The authors of Responding to Feedback You Disagree With say, “Getting feedback that seems just plain wrong can be isolating, painful, and maddening.” When it happens, the first thing to do is nothing. Resist the temptation to respond, explain what you meant, and defend yourself. Breathe, go to the restroom, walk around the block if you can. Then ask yourself and others some questions.

They gave two great examples: Three months into a new job, a newly, hired creative director was told by her CEO that she needed to be more creative. Stunned, she had most people’s first reaction—decided he was wrong, and the second—had the urge to dismiss it. Instead she took a deep breath, went to the restroom, and went back to talk to her CEO. Heen and Goldstein recommended questions like these:

  • “When you say ‘creative,’ can you say more about what you mean?
  • Can you be a bit more specific about particular times or instances I wasn’t creative?
  • Can you give examples of what ‘creative would feel like to you? What specifically are you suggesting I do differently?”

“She learned that the CEO wasn’t referring to her client work at all. He meant that he wanted her to rethink how she was managing team meetings.”

In the second example, a man we’ll call Jake was told to “watch his attitude.” He went to a co-worker friend whose first expected reaction was, “That’s crazy! No one works as many hours a week as you do.” But then Jake asked his co-worker a question, “Is there anything that might be right about the feedback?” and he got this reply, “You do work a lot of hours, but every time you are asked to stay late, you sort of sigh and complain that you have no life. You actually do give off serious attitude.”

When I receive negative feedback in my Thursday night writing class, my first reactions are embarrassment, my face feeling flushed, and a tightening in my stomach. Also I stop being able to hear what is being said. But the great thing our teacher does is digitally record the class and send us a link after class. On the drive home I feel sad, but by Friday morning I’m over it. I listen to the recording, make one change at a time or say to myself, “No, I disagree with that. I am keeping it as it is.” The next week I'm calmer and if I have questions, I can talk with my classmates about the feedback rather than feeling so miserable about the process.
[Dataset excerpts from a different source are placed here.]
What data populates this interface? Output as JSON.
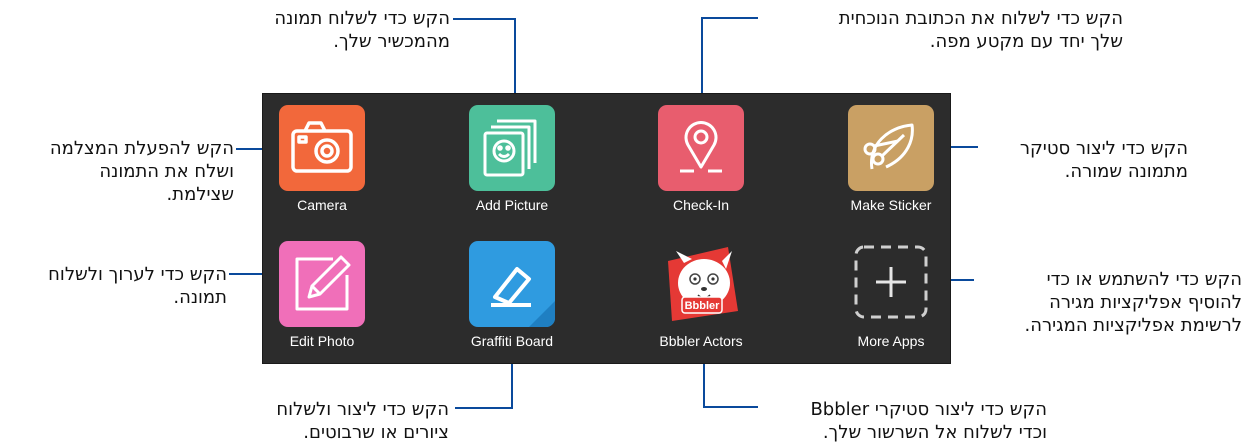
{
  "apps": [
    {
      "label": "Camera",
      "color": "#f2683b",
      "icon": "camera-icon"
    },
    {
      "label": "Add Picture",
      "color": "#4dbf9a",
      "icon": "photo-stack-icon"
    },
    {
      "label": "Check-In",
      "color": "#e85d6e",
      "icon": "map-pin-icon"
    },
    {
      "label": "Make Sticker",
      "color": "#c9a064",
      "icon": "scissors-icon"
    },
    {
      "label": "Edit Photo",
      "color": "#f06fb9",
      "icon": "pencil-icon"
    },
    {
      "label": "Graffiti Board",
      "color": "#2f9be0",
      "icon": "eraser-icon"
    },
    {
      "label": "Bbbler Actors",
      "color": "#e53935",
      "icon": "bbbler-character-icon",
      "badge": "Bbbler"
    },
    {
      "label": "More Apps",
      "color": "#2c2c2c",
      "icon": "plus-icon"
    }
  ],
  "callouts": {
    "camera": "הקש להפעלת המצלמה\nושלח את התמונה\nשצילמת.",
    "add_picture": "הקש כדי לשלוח תמונה\nמהמכשיר שלך.",
    "check_in": "הקש כדי לשלוח את הכתובת הנוכחית\nשלך יחד עם מקטע מפה.",
    "make_sticker": "הקש כדי ליצור סטיקר\nמתמונה שמורה.",
    "edit_photo": "הקש כדי לערוך ולשלוח\nתמונה.",
    "graffiti": "הקש כדי ליצור ולשלוח\nציורים או שרבוטים.",
    "bbbler": "הקש כדי ליצור סטיקרי Bbbler\nוכדי לשלוח אל השרשור שלך.",
    "more_apps": "הקש כדי להשתמש או כדי\nלהוסיף אפליקציות מגירה\nלרשימת אפליקציות המגירה."
  },
  "colors": {
    "panel": "#2c2c2c",
    "leader_line": "#0a4a9c"
  }
}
You won't respond with change on every bit of negative feedback you receive, but it’s good to slow down, breathe, ask questions to understand, and then consider if it has valuable information for you that will move you in a direction you want to go. I think this advice from the authors will help me to have a better attitude in the face of difficult feedback, "So always assume givers will need help articulating what they mean. And that the way to help them — and yourself — is by asking clear and curious questions without a defensive tone."